Si no es federal, no es revolucionario

Hay casi 100 Ligas con fútbol femenino en el país, pero la única vidriera que pone AFA es la de Buenos Aires: su torneo de Primera A está conformado por 17 clubes del AMBA y sólo uno de las provincias. Mientras que los equipos bonaerenses más alejados de Capital Federal recorrieron un máximo de 420 kilómetros para jugar, Rosario Central acumuló 2400 en la primera fase del torneo. Un mapeo de las realidades diversas y desiguales del fútbol femenino en el país.

En septiembre de 2019 comenzó el primer torneo de fútbol femenino que la Asociación del Fútbol Argentino llamó “profesional” pero que en los papeles resultó una semiprofesionalización, ya que no todas las futbolistas se encuentran percibiendo un salario por su trabajo.

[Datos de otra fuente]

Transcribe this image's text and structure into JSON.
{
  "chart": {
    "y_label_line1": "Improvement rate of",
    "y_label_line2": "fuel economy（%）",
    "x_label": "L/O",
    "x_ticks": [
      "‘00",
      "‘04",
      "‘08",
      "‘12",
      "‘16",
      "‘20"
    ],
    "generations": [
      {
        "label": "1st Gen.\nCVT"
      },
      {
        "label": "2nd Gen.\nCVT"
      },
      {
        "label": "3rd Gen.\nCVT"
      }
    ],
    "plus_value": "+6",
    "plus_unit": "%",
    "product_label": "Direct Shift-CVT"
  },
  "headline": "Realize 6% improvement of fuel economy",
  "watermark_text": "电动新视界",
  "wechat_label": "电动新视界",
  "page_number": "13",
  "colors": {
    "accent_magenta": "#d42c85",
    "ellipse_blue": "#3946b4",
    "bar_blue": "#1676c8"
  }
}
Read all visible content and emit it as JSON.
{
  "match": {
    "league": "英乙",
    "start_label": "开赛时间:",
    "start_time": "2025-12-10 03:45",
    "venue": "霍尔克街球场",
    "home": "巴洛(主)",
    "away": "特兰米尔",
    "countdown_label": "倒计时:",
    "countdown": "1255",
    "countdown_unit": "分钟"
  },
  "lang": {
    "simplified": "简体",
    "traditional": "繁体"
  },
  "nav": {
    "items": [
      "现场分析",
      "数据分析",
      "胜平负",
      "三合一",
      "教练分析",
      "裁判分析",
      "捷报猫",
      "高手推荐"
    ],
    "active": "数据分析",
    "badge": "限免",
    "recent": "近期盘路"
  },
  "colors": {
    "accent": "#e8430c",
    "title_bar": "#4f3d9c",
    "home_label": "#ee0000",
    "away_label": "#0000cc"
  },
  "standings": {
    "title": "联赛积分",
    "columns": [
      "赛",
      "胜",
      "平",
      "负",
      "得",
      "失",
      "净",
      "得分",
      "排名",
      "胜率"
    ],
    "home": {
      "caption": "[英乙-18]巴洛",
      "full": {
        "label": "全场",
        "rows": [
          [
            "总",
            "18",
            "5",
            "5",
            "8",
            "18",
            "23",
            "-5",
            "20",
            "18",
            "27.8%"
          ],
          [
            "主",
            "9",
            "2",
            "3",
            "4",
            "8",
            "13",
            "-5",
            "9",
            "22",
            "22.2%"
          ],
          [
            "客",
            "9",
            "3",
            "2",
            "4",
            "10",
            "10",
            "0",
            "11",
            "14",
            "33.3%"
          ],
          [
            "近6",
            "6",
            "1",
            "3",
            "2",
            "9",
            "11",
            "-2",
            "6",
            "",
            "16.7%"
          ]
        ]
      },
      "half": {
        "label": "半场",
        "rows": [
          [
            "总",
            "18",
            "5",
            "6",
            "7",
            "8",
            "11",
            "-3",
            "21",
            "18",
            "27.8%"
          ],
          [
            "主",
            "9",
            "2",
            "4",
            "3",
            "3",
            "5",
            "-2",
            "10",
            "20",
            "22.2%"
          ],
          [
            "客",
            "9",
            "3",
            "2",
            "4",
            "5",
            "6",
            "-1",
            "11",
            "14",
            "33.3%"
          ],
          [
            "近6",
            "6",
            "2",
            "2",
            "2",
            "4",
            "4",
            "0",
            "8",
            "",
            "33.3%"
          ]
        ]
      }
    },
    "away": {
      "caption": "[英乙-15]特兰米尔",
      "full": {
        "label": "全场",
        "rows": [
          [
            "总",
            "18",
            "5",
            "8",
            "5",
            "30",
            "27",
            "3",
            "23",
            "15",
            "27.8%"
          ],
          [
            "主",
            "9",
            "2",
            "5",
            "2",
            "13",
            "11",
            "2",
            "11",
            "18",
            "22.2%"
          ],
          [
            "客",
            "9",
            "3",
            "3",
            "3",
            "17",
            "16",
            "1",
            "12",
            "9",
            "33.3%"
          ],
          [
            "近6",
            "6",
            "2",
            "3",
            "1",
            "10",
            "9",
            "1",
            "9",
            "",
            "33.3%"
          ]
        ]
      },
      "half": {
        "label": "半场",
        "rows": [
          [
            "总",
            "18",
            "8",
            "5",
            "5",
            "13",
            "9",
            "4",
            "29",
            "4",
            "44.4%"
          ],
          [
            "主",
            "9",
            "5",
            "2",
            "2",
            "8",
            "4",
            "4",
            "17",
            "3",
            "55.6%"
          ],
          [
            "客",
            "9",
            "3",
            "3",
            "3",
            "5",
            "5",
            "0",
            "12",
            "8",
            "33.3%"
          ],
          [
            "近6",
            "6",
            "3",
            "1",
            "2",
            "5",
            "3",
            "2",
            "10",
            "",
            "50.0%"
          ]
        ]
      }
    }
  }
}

El paso es enorme, claro que sí. Hasta hace poco tiempo el fútbol femenino no estaba en el radar ni de la AFA, ni de los clubes, ni de los grandes medios de comunicación. Los partidos apenas recibían atención de la prensa de las instituciones y el público se componía mayoritariamente por familias y amigues de las jugadoras. El gran público se enteró de la existencia de una Selección Argentina con el ruido del Mundial de Francia, el año pasado, aunque la primera competencia de ese tipo data de 1971 (el hoy histórico Mundial de México). Gracias a la investigación que hoy realizan muchas periodistas en el país, sabemos que las mujeres juegan al fútbol en Argentina desde, por lo menos, 1913.

Volvamos al presente. En 2019, el anuncio de este torneo que daría comienzo a la profesionalización del fútbol femenino, no llegó exento de cierta polémica. El torneo no empezaba de cero, los equipos que iban a disputarlo eran los que ya venían disputando estos certámenes organizados por AFA desde 1991. 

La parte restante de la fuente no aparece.